Fifth-highest profits posted by venue now known as Times Union Center

CAROL DeMARE Staff Writer
Section: Capital Region,  Page: B1

Date: Wednesday, January 24, 2007

ALBANY - The former Pepsi Arena ended 2006 with an operating profit of more than $1.3 million, and for the first time in its 17-year history the facility's annual debt service was covered, Albany County officials announced Tuesday.

In 2006, the county-owned facility, now called the Times Union Center, had the fifth-highest operating profit since it opened Jan. 30, 1990. Last year, the county signed a 10-year naming-rights contract with the Times Union. The newspaper agreed to pay $350,000 a year, as well as provide advertising and other promotional benefits. Pepsi Bottling Group previously held a 10-year agreement, paying $300,000 a year to have its name on the arena on South Pearl Street.

The $3.2 million construction debt owed in 2006 was paid for by the more than $4.1 million generated by county hotel/motel room taxes, officials said. Arena operating profits are calculated separately from bed-tax receipts.

Last year was the first time the debt service was covered by the room tax, county spokeswoman Kerri Battle said. In 2005, the tax brought in $2.3 million. In all the years that the bed tax didn't cover the debt, county property taxpayers picked up the slack.

The higher bed-tax revenue from last year resulted from a hike in the levy - from 4 percent to 5 percent in November 2005 and to 6 percent in November 2006 - in anticipation of the construction of a convention center in downtown Albany.

Of the 6 percent, 4 percent is earmarked to offset the arena debt and 1 percent goes to the county's Convention and Visitors Bureau for its operation. Another 1 percent goes to the Convention Center Authority for start-up costs.

Once the convention center begins incurring debt, it will receive an additional 2 percent, reducing the amount available to offset the arena's debt, from 4 to 2 percent.

The 17,500-seat center is managed by Philadelphia-based SMG, and it hosted 152 events last year with a total attendance of 637,255.

"When I first took office, our goal was to create a profitable venue," said County Executive Mike Breslin, whose administration began in 1995. "We continue to make physical improvements to the facility while at the same time improving operations and controlling costs - making the facility comfortable for visitors yet affordable for taxpayers.
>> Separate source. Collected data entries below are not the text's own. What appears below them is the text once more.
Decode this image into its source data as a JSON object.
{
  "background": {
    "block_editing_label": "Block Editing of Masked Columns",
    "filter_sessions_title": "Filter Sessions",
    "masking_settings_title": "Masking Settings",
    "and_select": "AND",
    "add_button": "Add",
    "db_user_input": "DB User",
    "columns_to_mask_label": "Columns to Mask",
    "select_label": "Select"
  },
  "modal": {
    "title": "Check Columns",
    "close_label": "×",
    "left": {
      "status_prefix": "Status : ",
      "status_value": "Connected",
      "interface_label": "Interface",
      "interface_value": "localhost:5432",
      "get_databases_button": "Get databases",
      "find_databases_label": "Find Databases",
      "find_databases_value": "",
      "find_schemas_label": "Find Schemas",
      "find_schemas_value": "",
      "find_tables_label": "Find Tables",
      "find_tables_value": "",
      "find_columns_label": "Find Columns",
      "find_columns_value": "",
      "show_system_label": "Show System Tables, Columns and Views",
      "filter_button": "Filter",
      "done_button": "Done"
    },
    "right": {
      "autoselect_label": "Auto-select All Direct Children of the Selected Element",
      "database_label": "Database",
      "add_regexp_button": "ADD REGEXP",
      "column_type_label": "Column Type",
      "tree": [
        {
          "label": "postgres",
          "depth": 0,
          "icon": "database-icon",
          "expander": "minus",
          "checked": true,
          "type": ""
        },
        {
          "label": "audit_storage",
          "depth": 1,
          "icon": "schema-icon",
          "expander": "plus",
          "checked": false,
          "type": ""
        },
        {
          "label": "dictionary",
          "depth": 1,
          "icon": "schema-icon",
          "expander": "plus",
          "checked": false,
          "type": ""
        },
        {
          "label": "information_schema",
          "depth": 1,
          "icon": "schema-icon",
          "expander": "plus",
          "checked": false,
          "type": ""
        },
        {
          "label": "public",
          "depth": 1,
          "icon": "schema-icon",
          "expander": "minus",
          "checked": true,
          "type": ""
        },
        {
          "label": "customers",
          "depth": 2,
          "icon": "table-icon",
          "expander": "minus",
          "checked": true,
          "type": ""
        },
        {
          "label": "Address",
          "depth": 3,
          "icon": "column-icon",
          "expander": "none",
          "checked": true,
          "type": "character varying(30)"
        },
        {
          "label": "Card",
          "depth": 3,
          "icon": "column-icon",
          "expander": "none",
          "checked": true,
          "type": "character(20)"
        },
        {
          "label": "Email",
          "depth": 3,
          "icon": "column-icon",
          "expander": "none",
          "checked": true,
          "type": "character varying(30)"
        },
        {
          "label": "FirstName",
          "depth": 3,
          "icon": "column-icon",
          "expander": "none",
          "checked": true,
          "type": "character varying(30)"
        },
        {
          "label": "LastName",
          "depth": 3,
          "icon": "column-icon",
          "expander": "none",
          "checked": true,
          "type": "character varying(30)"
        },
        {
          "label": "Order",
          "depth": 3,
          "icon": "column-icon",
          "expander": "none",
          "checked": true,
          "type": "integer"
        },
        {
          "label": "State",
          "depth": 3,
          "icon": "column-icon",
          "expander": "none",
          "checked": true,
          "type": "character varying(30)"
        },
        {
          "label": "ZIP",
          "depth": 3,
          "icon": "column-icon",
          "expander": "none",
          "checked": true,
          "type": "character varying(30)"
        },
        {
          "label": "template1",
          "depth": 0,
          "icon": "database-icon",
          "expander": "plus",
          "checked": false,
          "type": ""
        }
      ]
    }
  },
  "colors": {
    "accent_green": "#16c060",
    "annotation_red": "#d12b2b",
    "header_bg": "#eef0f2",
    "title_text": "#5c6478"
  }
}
And I am certain that we will be even more successful with our new naming-rights partner, the Times Union."

In all, operating profits totaled $1,336,320, said arena General Manager Bob Belber, who is employed by SMG.

"Many arenas in the country in secondary markets are losing money operationally, before debt service is applied," he said. "We have managed to generate over $13 million dollars in net operating profits since 1995, which is a major accomplishment."

He explained that the "Capital Region market is considered perhaps the best Northeast secondary market for major concert artists, such as the Rolling Stones or U2 or Bruce Springsteen, and many others."

Contributing to the good showing last year were the Capital Region's low unemployment rate, a population base of 1.3 million within a 500-mile radius, and "most importantly, our market is centrally located between Buffalo, Boston, Montreal and New York City," Belber said. "So it's perfectly located for a tour stop that will allow only a two-and-a-half-to-three-hour drive after they leave Albany to get to the next tour date."

That makes the Albany venue a "perfect stop for family shows, for concert tours," he said.

Frank Commisso, the Democratic majority leader of the Al bany County Legislature, credited the 11th straight year of operating profits to capital improvements and innovations undertaken by the county, and the marketing success and entertainment-industry connections of SMG.

"The combination of these factors has made it possible to consistently draw large crowds to the arena to enjoy popular performers and exciting sporting events," Commisso said.

When Breslin came into office, the center was on its way to a third-straight year of operating losses. The corner was turned in 1996, when cost-efficient practices helped to reduce expenses and increase profits. That year, operating profit was $185,825. Operating profits totaled $806,116 in 2005 and $1.1 million for 2004.

The arena is home to Siena College's men's basketball team, the Albany River Rats of the American Hockey League, and the Albany Conquest arena football team.